Understanding the Problem: Ratio of Speeds

• This problem involves comparing the speeds of two animals, a dog and a hare, based on their leaps and the distance covered by each leap.

• The core concept is that Speed = Distance / Time. When comparing speeds, if the time taken is the same, the ratio of speeds is equal to the ratio of distances covered.

Step-by-Step Explanation:

• Given Information:

  • Dog takes 3 leaps for every 5 leaps of the hare. This implies that in the same amount of time, the dog makes 3 leaps while the hare makes 5 leaps.

  • One leap of the dog is equal to 3 leaps of the hare in terms of distance.

• Let's denote:

  • Length of 1 dog's leap as L_D

  • Length of 1 hare's leap as L_H

• Establishing Leap Length Equivalence:

  • From the second given fact, we know: L_D = 3 * L_H.

• Calculating Total Distance Covered in Same Time:

  • Assume a unit of time (e.g., 1 minute) during which the dog takes 3 leaps and the hare takes 5 leaps.

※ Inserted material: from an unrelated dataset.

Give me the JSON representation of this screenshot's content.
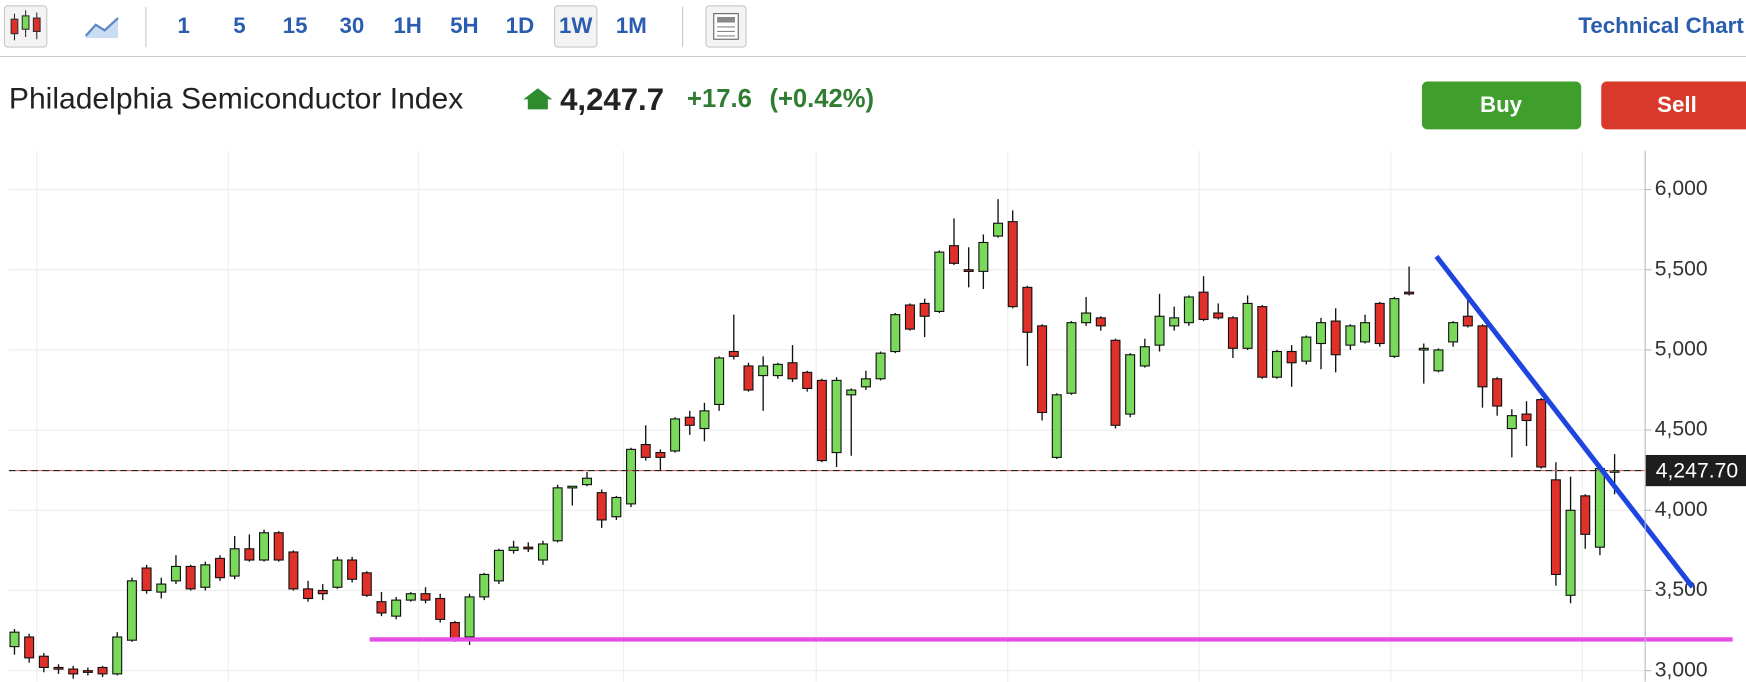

  • Distance covered by the dog:
    Number of leaps by dog × Length of 1 dog's leap
    = 3 × L_D
    = 3 × (3 * L_H) (Substituting L_D = 3L_H)
    = 9 * L_H

  • Distance covered by the hare:
    Number of leaps by hare × Length of 1 hare's leap
    = 5 × L_H
    = 5 * L_H

• Determining the Ratio of Speeds:

  • Since both distances are covered in the same amount of time, the ratio of their speeds will be the ratio of the distances they cover.

  • Ratio of (Speed of Dog) : (Speed of Hare)
    = (Distance covered by Dog) : (Distance covered by Hare)
    = (9 * L_H) : (5 * L_H)

  • Cancelling out L_H from both sides, we get the ratio: 9 : 5.